2.开展了机敏混凝土导电路径研究。首次通过局部叠层碳纤维机敏混凝土的应变电阻效应研究,探讨机敏混凝土的导电路径问题。综合分析了连续碳纤维束、连续和局部叠层碳纤维机敏混凝土以及短切碳纤维机敏混凝土的应变电阻效应,并结合碳纤维束的拉拔实验,得出如下结论:机敏混凝土的3条导电路径(碳纤维、混凝土基体、纤维与基体间的界面)中,“纤维与基体间的界面”这条路径状态的变化是引起其电阻变化的主要原因,界面越多,材料的应变电阻灵敏系数越高,但电阻越不稳定。
3.开展了机敏混凝土导电载流子研究。首次将Hall效应实验用于研究机敏混凝土的导电性,由此不仅获得了不同纤维含量机敏混凝土的电阻率,以及纤维含量的渗流阈值,而且还知晓了不同纤维含量下机敏混凝土的主要载流子类型、载流子浓度和载流子迁移率,为机敏混凝土导电性研究提供了一种新的、有效的方法。分析了机敏混凝土基于载流子浓度的传感机理;揭示了机敏混凝土电阻测量时出现暂态效应的原因。
4.开展了不同供电方式下机敏混凝土传感特性及工程应用研究。发现采用不同的供电方式时,机敏混凝土的传感灵敏性和稳定性是不同的;建立了交流供电下机敏混凝土的电学模型;并探讨了机敏混凝土的传感特性在工程上的应用,结果表明,机敏混凝土作为混凝土结构的修补材料,在修补的同时,还可利用其传感特性对修补质量进行在线评估。

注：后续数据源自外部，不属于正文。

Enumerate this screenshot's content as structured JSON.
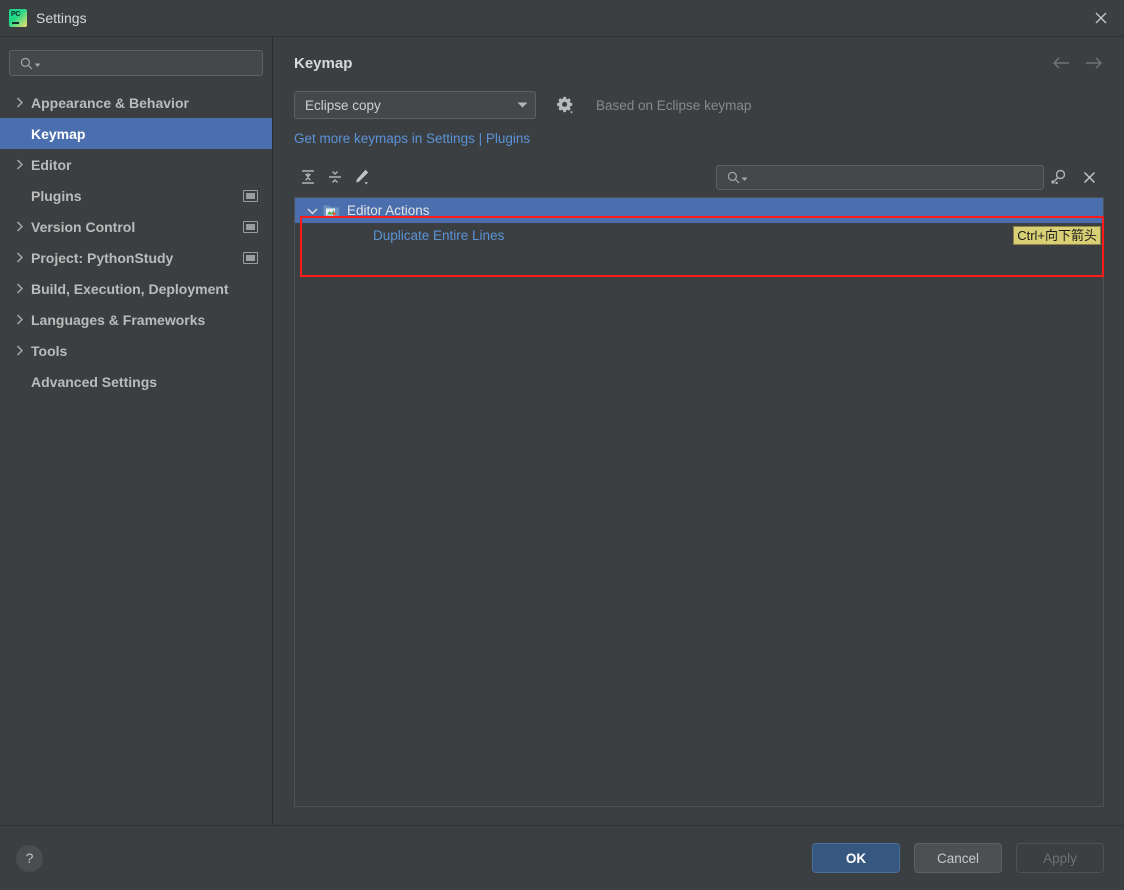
{
  "window": {
    "title": "Settings",
    "app_icon": "pycharm-icon",
    "close_icon": "close-icon"
  },
  "sidebar": {
    "search": {
      "value": "",
      "placeholder": "",
      "icon": "search-icon"
    },
    "items": [
      {
        "label": "Appearance & Behavior",
        "expandable": true,
        "selected": false,
        "badge": false
      },
      {
        "label": "Keymap",
        "expandable": false,
        "selected": true,
        "badge": false
      },
      {
        "label": "Editor",
        "expandable": true,
        "selected": false,
        "badge": false
      },
      {
        "label": "Plugins",
        "expandable": false,
        "selected": false,
        "badge": true
      },
      {
        "label": "Version Control",
        "expandable": true,
        "selected": false,
        "badge": true
      },
      {
        "label": "Project: PythonStudy",
        "expandable": true,
        "selected": false,
        "badge": true
      },
      {
        "label": "Build, Execution, Deployment",
        "expandable": true,
        "selected": false,
        "badge": false
      },
      {
        "label": "Languages & Frameworks",
        "expandable": true,
        "selected": false,
        "badge": false
      },
      {
        "label": "Tools",
        "expandable": true,
        "selected": false,
        "badge": false
      },
      {
        "label": "Advanced Settings",
        "expandable": false,
        "selected": false,
        "badge": false
      }
    ]
  },
  "content": {
    "title": "Keymap",
    "nav": {
      "back_icon": "arrow-left-icon",
      "forward_icon": "arrow-right-icon"
    },
    "keymap_select": {
      "value": "Eclipse copy",
      "arrow_icon": "chevron-down-icon"
    },
    "gear_icon": "gear-icon",
    "based_on": "Based on Eclipse keymap",
    "link": "Get more keymaps in Settings | Plugins",
    "toolbar": {
      "expand_all_icon": "expand-all-icon",
      "collapse_all_icon": "collapse-all-icon",
      "edit_icon": "pencil-edit-icon",
      "search": {
        "value": "",
        "placeholder": "",
        "icon": "search-icon"
      },
      "find_shortcut_icon": "find-by-shortcut-icon",
      "clear_icon": "close-icon"
    },
    "tree": [
      {
        "label": "Editor Actions",
        "type": "group",
        "icon": "folder-actions-icon",
        "expanded": true,
        "selected": true,
        "shortcut": ""
      },
      {
        "label": "Duplicate Entire Lines",
        "type": "leaf",
        "icon": "",
        "expanded": false,
        "selected": false,
        "shortcut": "Ctrl+向下箭头"
      }
    ]
  },
  "footer": {
    "help_label": "?",
    "ok_label": "OK",
    "cancel_label": "Cancel",
    "apply_label": "Apply"
  },
  "colors": {
    "selection_blue": "#4b6eaf",
    "link_blue": "#5a93d8",
    "shortcut_yellow": "#d9cf74",
    "annotation_red": "#ff1a1a",
    "primary_button": "#365880",
    "panel_bg": "#3c3f41"
  }
}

5.开展了机敏混凝土在三向应力状态下的传感特性研究。首次研究了机敏混凝土试样在三轴受力情况下的应变电阻效应,并首次得到如下结论:(1)在弹性阶段,轴向电阻随着轴压的增大而减小,而随着围压的增大而增大;试块的最终受力状态相同时,无论加载次序如何,其电阻相对变化率均近似相等。(2)电阻的变化取决于应变的变化,并且轴向应变是引起试样轴向电阻变化的直接和根本原因,即,不管其它量如何变化,只要影响轴向应变,轴向电阻就会相应地发生变化。(3)同单轴受力时相比,三向应力状态下试样传感灵敏系数有所降低,但线性更好、传感极限提高;两种受力情况下稳定性变化不大,但三向受压时电阻变化滞后较严重。

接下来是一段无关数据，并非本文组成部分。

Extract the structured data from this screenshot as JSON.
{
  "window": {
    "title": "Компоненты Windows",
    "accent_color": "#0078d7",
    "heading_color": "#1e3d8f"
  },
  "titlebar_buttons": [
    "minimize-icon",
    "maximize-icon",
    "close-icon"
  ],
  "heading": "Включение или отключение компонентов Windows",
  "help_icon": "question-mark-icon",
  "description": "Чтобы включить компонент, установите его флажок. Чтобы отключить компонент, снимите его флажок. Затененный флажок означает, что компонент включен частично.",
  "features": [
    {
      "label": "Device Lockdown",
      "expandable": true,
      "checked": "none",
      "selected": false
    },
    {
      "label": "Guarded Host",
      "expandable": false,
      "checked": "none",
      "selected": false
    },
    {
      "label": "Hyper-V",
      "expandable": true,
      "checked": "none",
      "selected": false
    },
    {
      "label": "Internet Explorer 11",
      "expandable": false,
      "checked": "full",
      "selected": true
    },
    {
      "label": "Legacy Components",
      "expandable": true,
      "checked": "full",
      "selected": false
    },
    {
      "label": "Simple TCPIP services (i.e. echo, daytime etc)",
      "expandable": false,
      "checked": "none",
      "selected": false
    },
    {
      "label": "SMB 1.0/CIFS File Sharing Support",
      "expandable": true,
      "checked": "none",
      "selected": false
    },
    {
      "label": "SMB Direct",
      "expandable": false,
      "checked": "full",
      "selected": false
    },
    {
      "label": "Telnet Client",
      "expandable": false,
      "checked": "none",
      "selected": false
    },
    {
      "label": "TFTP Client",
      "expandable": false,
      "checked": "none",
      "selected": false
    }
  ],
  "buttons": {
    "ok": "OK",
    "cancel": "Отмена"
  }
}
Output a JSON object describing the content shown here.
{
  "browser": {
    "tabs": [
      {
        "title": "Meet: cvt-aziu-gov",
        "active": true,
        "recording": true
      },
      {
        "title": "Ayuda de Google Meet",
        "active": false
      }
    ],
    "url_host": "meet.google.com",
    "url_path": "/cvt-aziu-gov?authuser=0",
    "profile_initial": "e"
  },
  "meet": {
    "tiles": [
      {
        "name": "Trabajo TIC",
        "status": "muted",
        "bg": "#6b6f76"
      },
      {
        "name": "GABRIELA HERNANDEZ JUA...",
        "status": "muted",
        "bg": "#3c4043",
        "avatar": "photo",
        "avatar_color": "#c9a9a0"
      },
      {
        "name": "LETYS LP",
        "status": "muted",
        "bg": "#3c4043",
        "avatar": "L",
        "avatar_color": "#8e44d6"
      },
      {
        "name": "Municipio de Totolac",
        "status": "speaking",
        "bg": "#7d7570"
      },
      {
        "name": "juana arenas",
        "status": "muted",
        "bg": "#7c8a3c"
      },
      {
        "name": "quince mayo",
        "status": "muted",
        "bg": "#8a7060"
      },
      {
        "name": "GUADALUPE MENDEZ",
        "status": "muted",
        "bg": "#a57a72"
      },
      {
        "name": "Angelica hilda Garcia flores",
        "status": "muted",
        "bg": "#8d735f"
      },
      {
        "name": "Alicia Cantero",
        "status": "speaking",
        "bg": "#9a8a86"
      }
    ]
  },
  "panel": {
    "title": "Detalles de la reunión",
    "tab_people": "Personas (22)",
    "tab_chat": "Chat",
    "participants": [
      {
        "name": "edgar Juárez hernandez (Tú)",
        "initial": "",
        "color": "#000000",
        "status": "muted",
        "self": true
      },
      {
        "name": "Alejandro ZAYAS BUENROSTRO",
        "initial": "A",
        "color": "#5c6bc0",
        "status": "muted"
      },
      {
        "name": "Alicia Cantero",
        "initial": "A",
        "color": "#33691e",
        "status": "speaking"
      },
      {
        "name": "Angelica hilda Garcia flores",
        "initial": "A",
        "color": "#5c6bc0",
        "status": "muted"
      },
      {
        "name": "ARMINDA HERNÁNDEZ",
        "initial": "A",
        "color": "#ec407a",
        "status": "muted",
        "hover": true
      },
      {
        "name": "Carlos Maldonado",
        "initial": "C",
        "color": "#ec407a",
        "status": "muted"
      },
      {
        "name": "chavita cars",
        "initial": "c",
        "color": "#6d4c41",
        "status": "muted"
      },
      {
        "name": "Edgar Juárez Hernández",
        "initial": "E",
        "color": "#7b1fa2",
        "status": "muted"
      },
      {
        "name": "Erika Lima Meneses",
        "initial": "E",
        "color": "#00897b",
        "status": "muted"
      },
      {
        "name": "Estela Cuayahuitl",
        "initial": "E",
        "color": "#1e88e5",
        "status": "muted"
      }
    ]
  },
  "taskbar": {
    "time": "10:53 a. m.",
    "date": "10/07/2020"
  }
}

Smart concrete has not only excellent structural performances, but also prominent multi-functional characteristics, which mostly based on its electric conductivity. So, it is of the increasing concern for structural health monitoring (SHM) of civil engineering structures. For further understanding of the electric conductivity and the strain sensing effect within smart concrete, in this dissertation, dependence of electric conductivity and sensing characteristic of smart concrete on conductive phase, conductive path, conductive carrier, power supply mode, etc. is studied. Further, smart concrete sensors embedded in large-scale concrete structures often work in the stress state of triaxial stress, so, its sensing characteristic under applied triaxial stress has been performed in this dissertation. The main conclusions and innovations are listed as follows:
1. Research on electric conductivity and sensing characteristic of conductive phase of smart concrete has been carried out. The strain resistance effect of the single continuous carbon fiber and the bundle of carbon fiber was studied. It is found that the gauge factor of carbon fiber bundle is larger than that of single continuous carbon fiber. The gauge factor increases with the count of the carbon fiber increasing.In the meantime, the static sensing properties of single continuous carbon fiber was analyzed.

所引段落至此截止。